Would you like to share your summary?

>> TATSUHIKO YAMAMOTO: Thank you very much.  Thank you for making me a part of this.  The disinformation is becoming very serious, but on one hand we see some hope.  So, I think otherwise a reference to hope and I was able to mention this.  Because I think we are on the same page about understanding and everyone knows that we have to take action so there's a consensus on this stage.

And also practices.  We have to operationalize or take action immediately.  This is something very important.  For that to happen, we need to have international collaboration and international dialogue like the one we are having now.  And platform companies, tech companies need to be also at the table.  This is quite important.  Platform is expanding and becoming gigantic and very powerful.  And I am a researcher on the constitution.  The constitution is the control the power of government, but constitutional is now emerging as a word.  In other words, not just governments, but tech companies need also to be managed or controlled by some of the piece of legislation.  So, government, one country cannot confront with platform companies at this point in time.  And, therefore, international framework is needed so that we can have a dialogue with platform companies.  And that's what I believe.

And also, one thing we have to focus is a structure.  Attention economy structure.  If you look at each and every pieces of phenomenon that you encounter, maybe you can't really bring any solution to the total system.  Therefore, you will need to look at the ecosystem.

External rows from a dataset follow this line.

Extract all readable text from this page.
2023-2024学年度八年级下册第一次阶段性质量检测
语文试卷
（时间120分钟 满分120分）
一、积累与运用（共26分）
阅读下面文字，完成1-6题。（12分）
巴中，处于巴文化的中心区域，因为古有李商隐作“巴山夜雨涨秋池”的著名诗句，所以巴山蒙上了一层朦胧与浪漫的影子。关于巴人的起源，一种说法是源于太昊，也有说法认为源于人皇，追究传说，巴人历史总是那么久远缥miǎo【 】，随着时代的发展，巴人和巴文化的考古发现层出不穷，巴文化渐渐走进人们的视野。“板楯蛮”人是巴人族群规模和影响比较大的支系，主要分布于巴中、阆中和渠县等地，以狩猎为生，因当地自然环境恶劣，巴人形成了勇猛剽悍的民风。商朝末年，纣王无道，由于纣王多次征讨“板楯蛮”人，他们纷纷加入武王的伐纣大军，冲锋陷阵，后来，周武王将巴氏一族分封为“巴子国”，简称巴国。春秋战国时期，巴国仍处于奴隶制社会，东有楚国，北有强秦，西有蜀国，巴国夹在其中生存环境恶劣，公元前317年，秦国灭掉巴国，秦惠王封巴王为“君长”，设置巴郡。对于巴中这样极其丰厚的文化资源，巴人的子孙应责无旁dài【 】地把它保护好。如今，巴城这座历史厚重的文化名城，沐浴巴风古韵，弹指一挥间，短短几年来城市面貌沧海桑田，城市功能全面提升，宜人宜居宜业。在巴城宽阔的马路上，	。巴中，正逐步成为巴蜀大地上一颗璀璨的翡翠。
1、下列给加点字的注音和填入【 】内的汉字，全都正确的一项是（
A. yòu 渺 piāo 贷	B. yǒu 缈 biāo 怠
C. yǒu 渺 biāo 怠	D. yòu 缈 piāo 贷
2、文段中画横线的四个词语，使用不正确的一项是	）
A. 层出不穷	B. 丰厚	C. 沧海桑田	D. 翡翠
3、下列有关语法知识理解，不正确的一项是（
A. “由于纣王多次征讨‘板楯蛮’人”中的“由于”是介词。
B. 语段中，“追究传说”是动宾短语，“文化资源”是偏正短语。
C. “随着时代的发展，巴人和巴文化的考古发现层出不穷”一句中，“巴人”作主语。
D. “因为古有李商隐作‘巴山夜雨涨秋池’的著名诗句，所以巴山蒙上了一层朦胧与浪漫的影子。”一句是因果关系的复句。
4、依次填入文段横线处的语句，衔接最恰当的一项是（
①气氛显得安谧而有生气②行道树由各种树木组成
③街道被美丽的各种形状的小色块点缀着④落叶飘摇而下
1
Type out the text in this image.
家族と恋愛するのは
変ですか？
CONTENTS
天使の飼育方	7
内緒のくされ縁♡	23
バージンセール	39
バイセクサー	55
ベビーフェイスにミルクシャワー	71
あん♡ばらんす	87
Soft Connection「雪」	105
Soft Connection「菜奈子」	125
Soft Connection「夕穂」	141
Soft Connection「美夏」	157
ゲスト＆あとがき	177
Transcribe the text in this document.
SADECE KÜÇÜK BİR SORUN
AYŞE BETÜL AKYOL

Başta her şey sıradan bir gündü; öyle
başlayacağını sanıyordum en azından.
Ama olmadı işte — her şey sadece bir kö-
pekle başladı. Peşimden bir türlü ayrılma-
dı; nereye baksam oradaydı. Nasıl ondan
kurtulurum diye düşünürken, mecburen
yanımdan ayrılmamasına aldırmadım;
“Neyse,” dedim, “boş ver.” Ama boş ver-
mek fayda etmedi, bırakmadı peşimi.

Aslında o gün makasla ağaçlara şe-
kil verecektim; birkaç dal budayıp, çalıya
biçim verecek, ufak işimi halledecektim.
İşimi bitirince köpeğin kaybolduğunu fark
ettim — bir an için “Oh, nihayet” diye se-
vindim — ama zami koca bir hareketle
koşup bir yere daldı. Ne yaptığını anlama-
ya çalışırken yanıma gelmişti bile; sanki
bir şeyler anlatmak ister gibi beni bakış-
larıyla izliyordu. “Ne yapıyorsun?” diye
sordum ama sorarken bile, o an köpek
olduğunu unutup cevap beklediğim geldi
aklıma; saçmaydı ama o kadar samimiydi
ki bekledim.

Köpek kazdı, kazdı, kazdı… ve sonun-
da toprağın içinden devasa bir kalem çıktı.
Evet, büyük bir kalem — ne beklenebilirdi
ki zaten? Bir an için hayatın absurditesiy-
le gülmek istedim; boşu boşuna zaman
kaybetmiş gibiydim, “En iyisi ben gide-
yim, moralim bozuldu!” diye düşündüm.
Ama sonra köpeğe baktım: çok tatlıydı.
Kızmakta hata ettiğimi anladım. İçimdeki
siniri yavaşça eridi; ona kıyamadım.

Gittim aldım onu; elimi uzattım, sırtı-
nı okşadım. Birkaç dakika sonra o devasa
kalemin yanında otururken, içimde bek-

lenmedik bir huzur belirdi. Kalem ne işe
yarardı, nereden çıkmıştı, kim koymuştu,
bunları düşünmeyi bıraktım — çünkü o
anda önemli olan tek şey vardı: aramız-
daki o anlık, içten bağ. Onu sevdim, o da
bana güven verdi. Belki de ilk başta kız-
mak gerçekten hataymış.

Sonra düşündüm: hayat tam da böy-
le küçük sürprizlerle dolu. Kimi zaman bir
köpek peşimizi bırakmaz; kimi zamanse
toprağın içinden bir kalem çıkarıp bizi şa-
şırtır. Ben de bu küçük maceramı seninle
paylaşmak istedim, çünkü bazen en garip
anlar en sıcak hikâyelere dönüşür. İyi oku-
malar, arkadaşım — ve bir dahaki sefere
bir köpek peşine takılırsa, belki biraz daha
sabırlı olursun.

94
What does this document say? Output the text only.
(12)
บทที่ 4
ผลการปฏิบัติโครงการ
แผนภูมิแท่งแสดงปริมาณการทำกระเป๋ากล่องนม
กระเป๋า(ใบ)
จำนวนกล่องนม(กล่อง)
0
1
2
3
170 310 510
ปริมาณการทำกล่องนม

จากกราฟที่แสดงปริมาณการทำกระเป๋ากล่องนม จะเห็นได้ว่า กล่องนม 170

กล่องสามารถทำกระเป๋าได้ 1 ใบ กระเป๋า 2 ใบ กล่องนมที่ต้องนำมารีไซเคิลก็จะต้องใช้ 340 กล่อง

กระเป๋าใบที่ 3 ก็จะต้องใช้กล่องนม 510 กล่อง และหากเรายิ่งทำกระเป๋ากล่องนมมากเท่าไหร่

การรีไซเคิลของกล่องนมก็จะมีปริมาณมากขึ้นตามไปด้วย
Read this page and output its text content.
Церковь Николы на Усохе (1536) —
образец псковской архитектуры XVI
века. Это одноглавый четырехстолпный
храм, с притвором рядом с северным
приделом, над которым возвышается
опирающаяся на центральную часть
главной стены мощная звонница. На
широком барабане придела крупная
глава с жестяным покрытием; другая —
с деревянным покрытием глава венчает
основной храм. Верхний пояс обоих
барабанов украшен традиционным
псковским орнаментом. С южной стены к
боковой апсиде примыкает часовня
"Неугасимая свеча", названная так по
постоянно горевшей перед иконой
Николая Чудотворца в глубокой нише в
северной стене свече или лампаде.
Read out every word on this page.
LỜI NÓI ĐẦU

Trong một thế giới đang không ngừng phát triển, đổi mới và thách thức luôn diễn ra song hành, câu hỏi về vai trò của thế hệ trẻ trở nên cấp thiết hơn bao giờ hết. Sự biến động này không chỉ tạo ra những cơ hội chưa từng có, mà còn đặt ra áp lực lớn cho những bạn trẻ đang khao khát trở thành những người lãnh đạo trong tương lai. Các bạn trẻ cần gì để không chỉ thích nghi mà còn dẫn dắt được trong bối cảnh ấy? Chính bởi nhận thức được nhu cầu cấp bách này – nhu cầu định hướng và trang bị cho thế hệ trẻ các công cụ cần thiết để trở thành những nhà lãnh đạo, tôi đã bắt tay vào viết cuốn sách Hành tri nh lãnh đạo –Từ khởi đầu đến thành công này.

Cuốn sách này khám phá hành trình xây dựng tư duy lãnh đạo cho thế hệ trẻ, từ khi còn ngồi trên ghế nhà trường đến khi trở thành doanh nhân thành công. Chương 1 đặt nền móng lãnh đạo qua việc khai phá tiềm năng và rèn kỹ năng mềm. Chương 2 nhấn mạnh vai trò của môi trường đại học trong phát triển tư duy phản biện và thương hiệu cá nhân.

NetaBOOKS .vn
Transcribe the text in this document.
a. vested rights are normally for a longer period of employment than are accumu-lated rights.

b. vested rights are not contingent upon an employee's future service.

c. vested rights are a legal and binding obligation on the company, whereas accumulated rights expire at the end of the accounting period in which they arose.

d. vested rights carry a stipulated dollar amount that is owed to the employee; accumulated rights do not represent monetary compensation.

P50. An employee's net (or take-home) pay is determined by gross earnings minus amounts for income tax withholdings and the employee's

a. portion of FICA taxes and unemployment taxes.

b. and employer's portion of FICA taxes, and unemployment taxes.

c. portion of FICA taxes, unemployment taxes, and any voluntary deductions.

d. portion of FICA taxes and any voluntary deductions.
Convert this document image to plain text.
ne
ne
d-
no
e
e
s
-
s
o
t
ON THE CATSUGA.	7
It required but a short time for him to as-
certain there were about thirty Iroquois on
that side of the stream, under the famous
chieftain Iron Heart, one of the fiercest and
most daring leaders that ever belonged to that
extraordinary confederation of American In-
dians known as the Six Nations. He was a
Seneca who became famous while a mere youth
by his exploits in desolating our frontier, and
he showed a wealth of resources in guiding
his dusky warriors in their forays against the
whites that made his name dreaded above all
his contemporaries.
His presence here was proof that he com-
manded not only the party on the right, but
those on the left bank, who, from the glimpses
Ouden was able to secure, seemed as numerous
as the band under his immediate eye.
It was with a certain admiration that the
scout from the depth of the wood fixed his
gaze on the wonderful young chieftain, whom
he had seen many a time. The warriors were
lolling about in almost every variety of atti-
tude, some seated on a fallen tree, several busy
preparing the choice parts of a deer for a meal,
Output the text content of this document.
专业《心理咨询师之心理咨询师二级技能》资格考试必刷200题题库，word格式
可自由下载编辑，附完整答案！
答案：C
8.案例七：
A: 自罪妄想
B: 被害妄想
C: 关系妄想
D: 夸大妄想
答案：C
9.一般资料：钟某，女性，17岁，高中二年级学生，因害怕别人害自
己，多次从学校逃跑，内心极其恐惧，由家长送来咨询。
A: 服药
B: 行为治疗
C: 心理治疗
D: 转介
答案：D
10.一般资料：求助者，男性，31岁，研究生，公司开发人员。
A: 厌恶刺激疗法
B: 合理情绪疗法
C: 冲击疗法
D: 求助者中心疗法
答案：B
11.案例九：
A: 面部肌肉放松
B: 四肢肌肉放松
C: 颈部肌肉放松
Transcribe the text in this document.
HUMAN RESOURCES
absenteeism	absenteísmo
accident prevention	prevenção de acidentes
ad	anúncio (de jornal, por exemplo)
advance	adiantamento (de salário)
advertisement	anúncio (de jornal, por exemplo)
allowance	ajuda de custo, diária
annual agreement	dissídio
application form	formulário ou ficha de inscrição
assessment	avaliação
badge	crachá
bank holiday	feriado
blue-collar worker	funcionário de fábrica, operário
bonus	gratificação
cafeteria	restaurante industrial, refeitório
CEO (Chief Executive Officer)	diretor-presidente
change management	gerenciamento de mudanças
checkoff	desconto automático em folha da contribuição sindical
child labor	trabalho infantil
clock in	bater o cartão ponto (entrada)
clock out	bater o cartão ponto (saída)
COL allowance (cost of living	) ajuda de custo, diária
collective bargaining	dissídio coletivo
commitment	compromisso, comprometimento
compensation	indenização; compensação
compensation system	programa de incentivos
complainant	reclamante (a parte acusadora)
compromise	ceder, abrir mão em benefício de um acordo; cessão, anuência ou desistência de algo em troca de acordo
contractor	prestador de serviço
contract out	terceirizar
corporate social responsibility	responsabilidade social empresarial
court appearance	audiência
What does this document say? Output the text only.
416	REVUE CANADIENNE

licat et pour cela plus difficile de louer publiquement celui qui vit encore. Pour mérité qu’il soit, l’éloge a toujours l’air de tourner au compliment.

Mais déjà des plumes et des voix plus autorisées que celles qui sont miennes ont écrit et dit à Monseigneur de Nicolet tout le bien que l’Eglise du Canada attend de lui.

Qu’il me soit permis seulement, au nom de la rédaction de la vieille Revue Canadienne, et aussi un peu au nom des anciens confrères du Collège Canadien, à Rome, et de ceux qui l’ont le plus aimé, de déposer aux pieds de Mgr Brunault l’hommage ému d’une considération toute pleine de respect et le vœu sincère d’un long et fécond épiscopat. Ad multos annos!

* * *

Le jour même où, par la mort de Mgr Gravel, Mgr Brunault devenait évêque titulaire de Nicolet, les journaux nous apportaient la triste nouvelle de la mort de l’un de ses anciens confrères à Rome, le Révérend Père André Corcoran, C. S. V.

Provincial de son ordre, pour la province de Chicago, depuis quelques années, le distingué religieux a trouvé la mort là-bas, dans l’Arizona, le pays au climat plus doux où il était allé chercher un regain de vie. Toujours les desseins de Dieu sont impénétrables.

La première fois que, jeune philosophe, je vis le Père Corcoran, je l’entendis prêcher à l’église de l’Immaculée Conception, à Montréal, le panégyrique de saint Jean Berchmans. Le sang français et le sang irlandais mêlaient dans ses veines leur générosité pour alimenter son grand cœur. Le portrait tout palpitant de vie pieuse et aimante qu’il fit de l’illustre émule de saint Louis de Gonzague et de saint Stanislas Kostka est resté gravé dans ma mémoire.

So, bringing solution to that is quite important ‑‑ quite difficult, because we are going to make new culture.  But I have a hope that we can do so together.  So, we would like to continue discussion and exchange opinions going forward.  Thank you very much.

>> DEBORAH STEELE: Thank you.  And to complete Maria's list of elections that we have in the next year, the world's three biggest democracies are going to the polls, Indonesia, India and the United States all have elections in the next 12 months.

Please join me in thanking our exceptional panel, Nic Suzor from the Meta Oversight Board.

Maria Ressa, 2021 Nobel Peace Prize Laureate.

Ms. Vera Jourova, from the European Commission.

Ms. Randi Michel from the White House with National Security Council.

And Mr. Tatsuhiko Yamamoto, from Keio University.  Thank you very much.

(Applause)

>> DEBORAH STEELE: If you would join me for an official photograph, and it is now.